Kari Huhtamo

from the ‘Peeping Tom’ Series

steel and bronze




Few people have a word as popularly associated with them as Ahti Karjalainen, and his joking word, “tankero” (a Fennocised modification of the English word ‘dangerous’). It came out of the then-Prime Minister’s fictional trip to an African zoo, where there were signs everywhere warning of “dangerous animals”. Ahti Karjalainen was imagined as speaking poor English, resulting in him saying “tankerous animals”.

The tankero joke spread far and wide in the Finnish-speaking world. Juha “Watt” Vainio recorded the “Tankero-tango” in 1974. In the same year Kari Huhtamo (b. 1943) created a bronze and steel sculpture which was bought by the Bank of Finland and soon christened “Tankero”. The link being that Ahti Karjalainen had been a member of the Bank of Finland’s board from the 1950s onwards and was Governor of the Bank,1982–1983.

Huhtamo’s Peeping Tom sculptures and the Tankero story had nothing to do with each other, unless you consider humour. From the 1960s, Kari Huhtamo began to take pleasure in modern art. He made playful, frequently half-abstract sculptures and colourful graphic prints. However, his relaxed touch is controlled and meets all the requirements of the balance, tension and form in sculpture. “Peeping Tom” makes fun of a classic theme, a figure rising out of the sea, a mermaid or a Finnish naiad. Huhtamo’s young woman has been washed by cubism and then given an abstract bath and then risen from the waves as sprightly as a Viktor Jansson sculpture from the 1940s, one of the more realistic figures in Helsinki’s Esplanade park. Belief in mermaids is very old and goes back at least three thousand years to Assyria. There are embossed images of mermaids and mermen dating back to those times.

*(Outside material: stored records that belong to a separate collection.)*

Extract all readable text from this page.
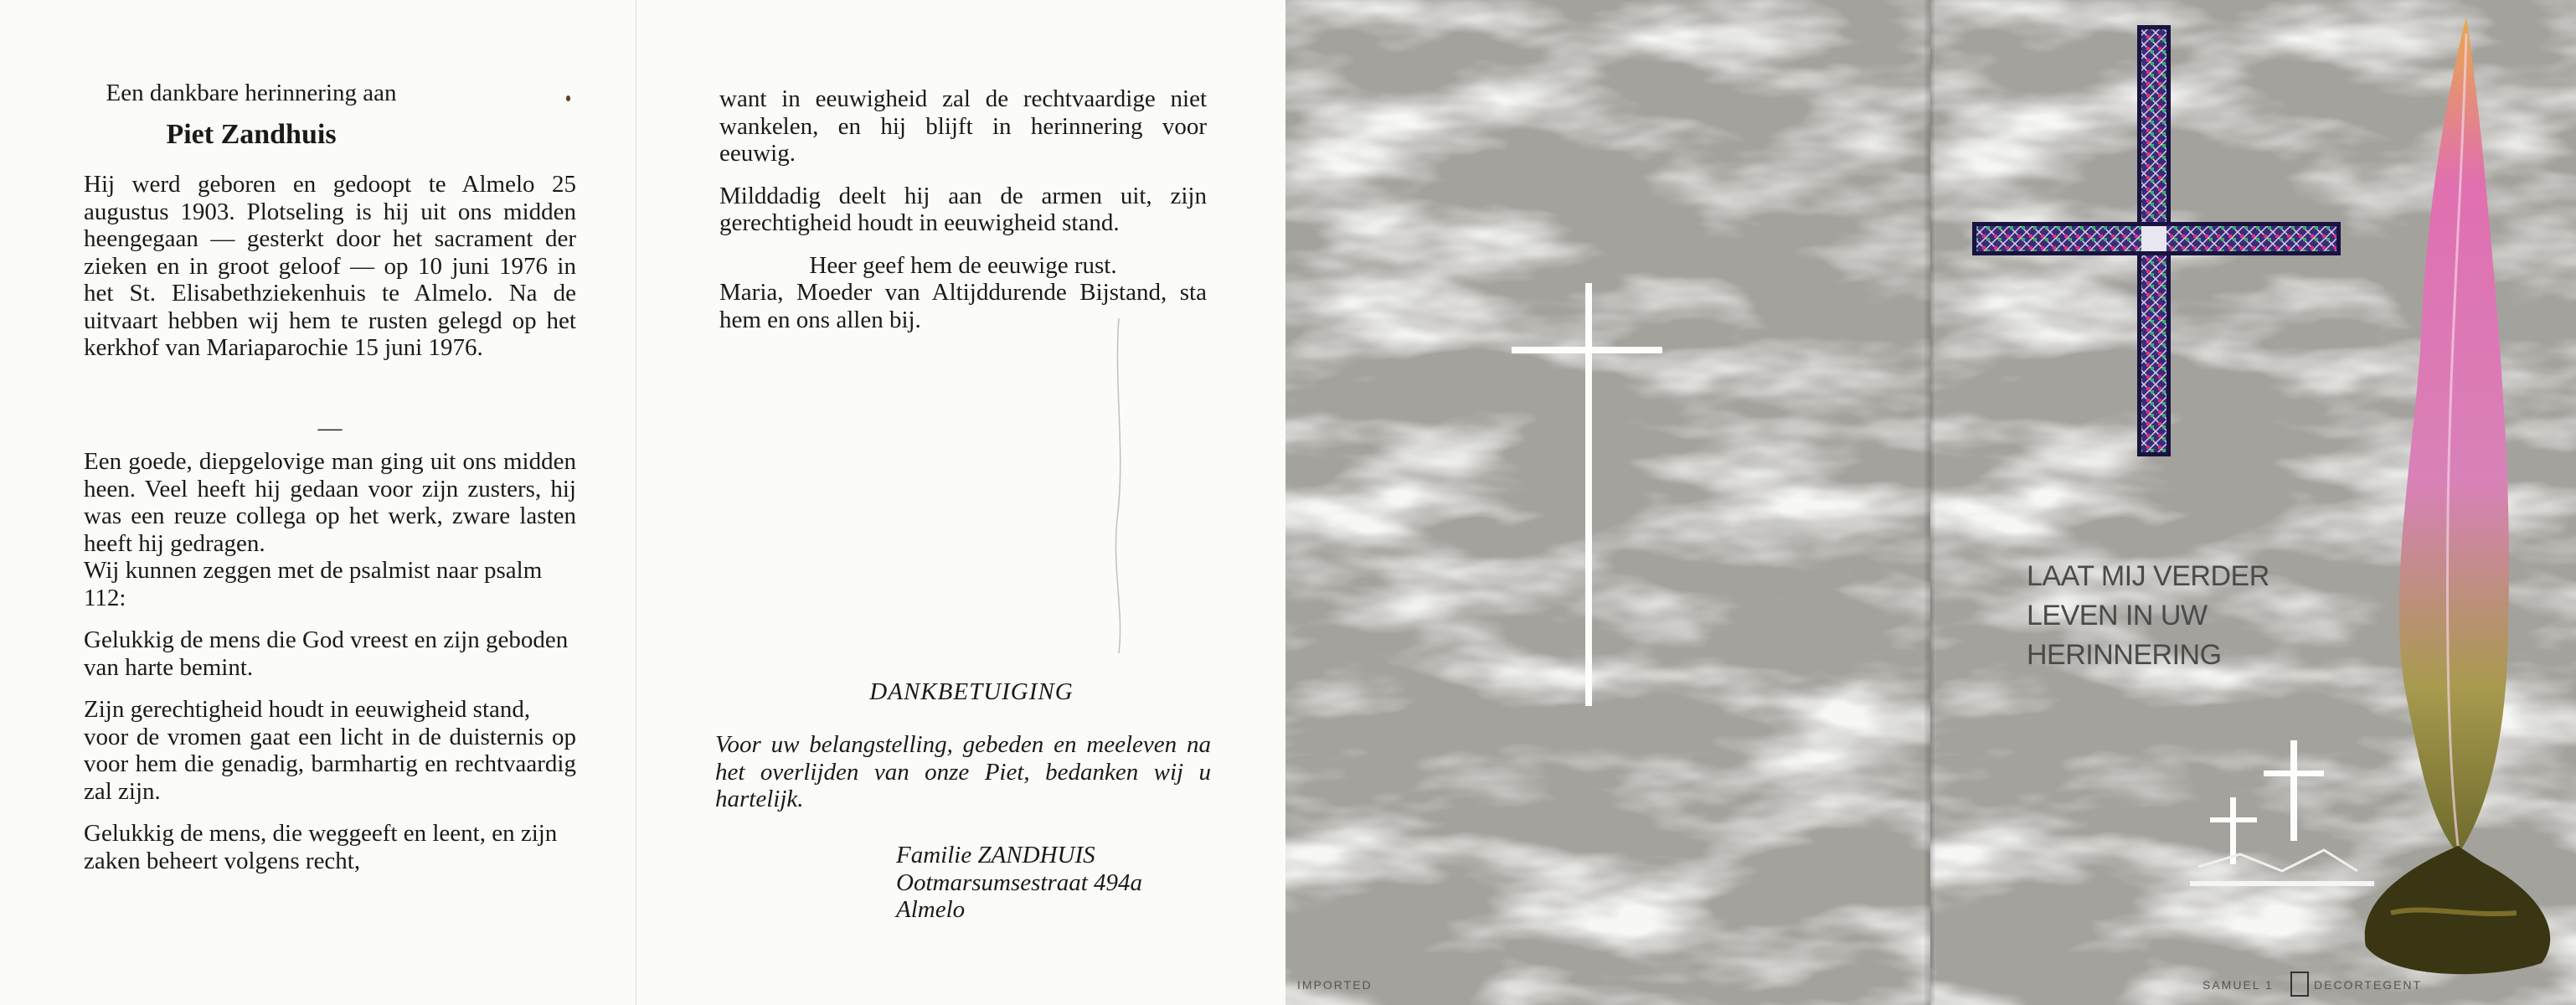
Een dankbare herinnering aan
Piet Zandhuis
Hij werd geboren en gedoopt te Almelo 25 augustus 1903. Plotseling is hij uit ons midden heengegaan — gesterkt door het sacrament der zieken en in groot geloof — op 10 juni 1976 in het St. Elisabethziekenhuis te Almelo. Na de uitvaart hebben wij hem te rusten gelegd op het kerkhof van Mariaparochie 15 juni 1976.
—

Een goede, diepgelovige man ging uit ons midden heen. Veel heeft hij gedaan voor zijn zusters, hij was een reuze collega op het werk, zware lasten heeft hij gedragen.

Wij kunnen zeggen met de psalmist naar psalm 112:

Gelukkig de mens die God vreest en zijn geboden van harte bemint.

Zijn gerechtigheid houdt in eeuwigheid stand,

voor de vromen gaat een licht in de duisternis op voor hem die genadig, barmhartig en rechtvaardig zal zijn.

Gelukkig de mens, die weggeeft en leent, en zijn zaken beheert volgens recht,

want in eeuwigheid zal de rechtvaardige niet wankelen, en hij blijft in herinnering voor eeuwig.

Milddadig deelt hij aan de armen uit, zijn gerechtigheid houdt in eeuwigheid stand.

Heer geef hem de eeuwige rust.

Maria, Moeder van Altijddurende Bijstand, sta hem en ons allen bij.

DANKBETUIGING
Voor uw belangstelling, gebeden en meeleven na het overlijden van onze Piet, bedanken wij u hartelijk.

Familie ZANDHUIS

Ootmarsumsestraat 494a

Almelo

IMPORTED
LAAT MIJ VERDER
LEVEN IN UW
HERINNERING
SAMUEL 1	DECORTEGENT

“Peeping Tom” lives up to his name. The work captures the moment. Round, pop-eyes have fallen from their mask-like, cubist face and the entire sculpture looks as if it is rocking along a semi-circular trajectory.
In recent years Huhtamo has studied the possibilities of real and optical illusion in great depth. Many of his plentiful constructivist oeuvres range from large public sculptures to jewellery. He is probably the only Finnish artist who has exhibited in the famous Tretjakovi gallery, in Moscow.